Revenue stability and composition are critical evaluation points. A buyer should clarify whether this MRR represents subscription revenue, one-time transactions, or a mix, and whether customer acquisition cost and lifetime value support sustainable unit economics at scale.

Why Acquire DIRECT AI?

DIRECT AI presents several acquisition opportunities for different buyer profiles. Strategic acquirers in AI, SaaS, or adjacent technology sectors could integrate DIRECT AI's technology into existing platforms or expand its reach through established distribution channels. The business's strong margins leave room for investment in growth without immediately impacting profitability.

For founders and operators seeking to build an AI-powered consumer product, DIRECT AI offers a proven revenue-generating foundation. Rather than building from zero, an acquirer gains immediate cash flow, an existing customer base, and validation that the product solves a real problem consumers will pay for.

The UK location provides regulatory clarity within established frameworks and access to European markets. The startup's early age (founded in 2025) suggests significant growth runway—if current traction continues, revenue could potentially expand substantially, making it an attractive acquisition target before explosive growth phases.

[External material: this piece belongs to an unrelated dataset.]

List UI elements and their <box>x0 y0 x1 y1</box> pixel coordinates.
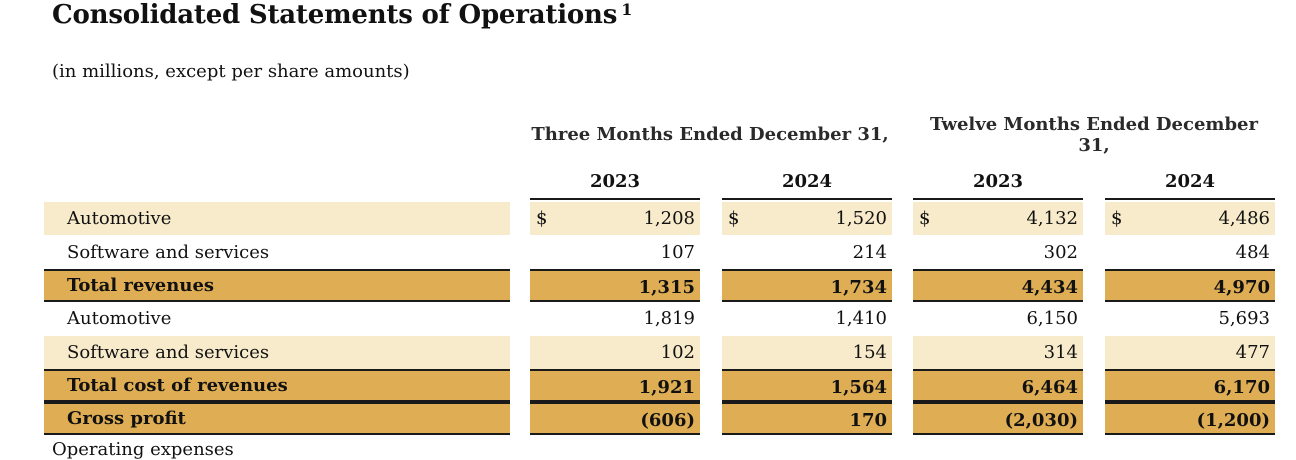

The 32-month revenue multiple on the asking price is reasonable for a profitable, early-stage SaaS business, particularly one demonstrating month-over-month growth and strong unit economics. This valuation allows room for negotiation based on growth trajectory, customer retention rates, and market opportunity assessment.

Key Metrics and Growth Potential

Monthly Recurring Revenue: $12,442 MRR with $8,929 verified through Stripe

Profit Margin: 80%

Asking Price: $400,000

Valuation Multiple: 32 months MRR

Location: United Kingdom

Category: B2C SaaS, Artificial Intelligence

Prospective buyers should request additional metrics not publicly disclosed, including customer count, churn rate, customer acquisition cost, average revenue per user, and month-over-month growth rate. These details are essential for assessing whether the 80% margin is sustainable and whether the business is positioned for expansion or requires significant investment to scale.

DIRECT AI's verified revenue on TruStats Acquire provides transparency and reduces information asymmetry typical in startup acquisitions. Interested buyers can track ongoing metrics and verify claims before committing to a purchase.

DIRECT AI Valuation

Asking price $400K
MRR multiple ~32.1×
ARR multiple ~2.7×
MRR $12K
ARR $149K

Frequently Asked Questions

DIRECT AI is a B2C artificial intelligence platform founded in 2025 and based in the United Kingdom. The startup operates as a SaaS business, leveraging AI technology to serve direct-to-consumer customers. With verified monthly recurring revenue of $12,442 and a 80% profit margin, DIRECT AI demonstrates strong unit economics and operational efficiency in its early stages.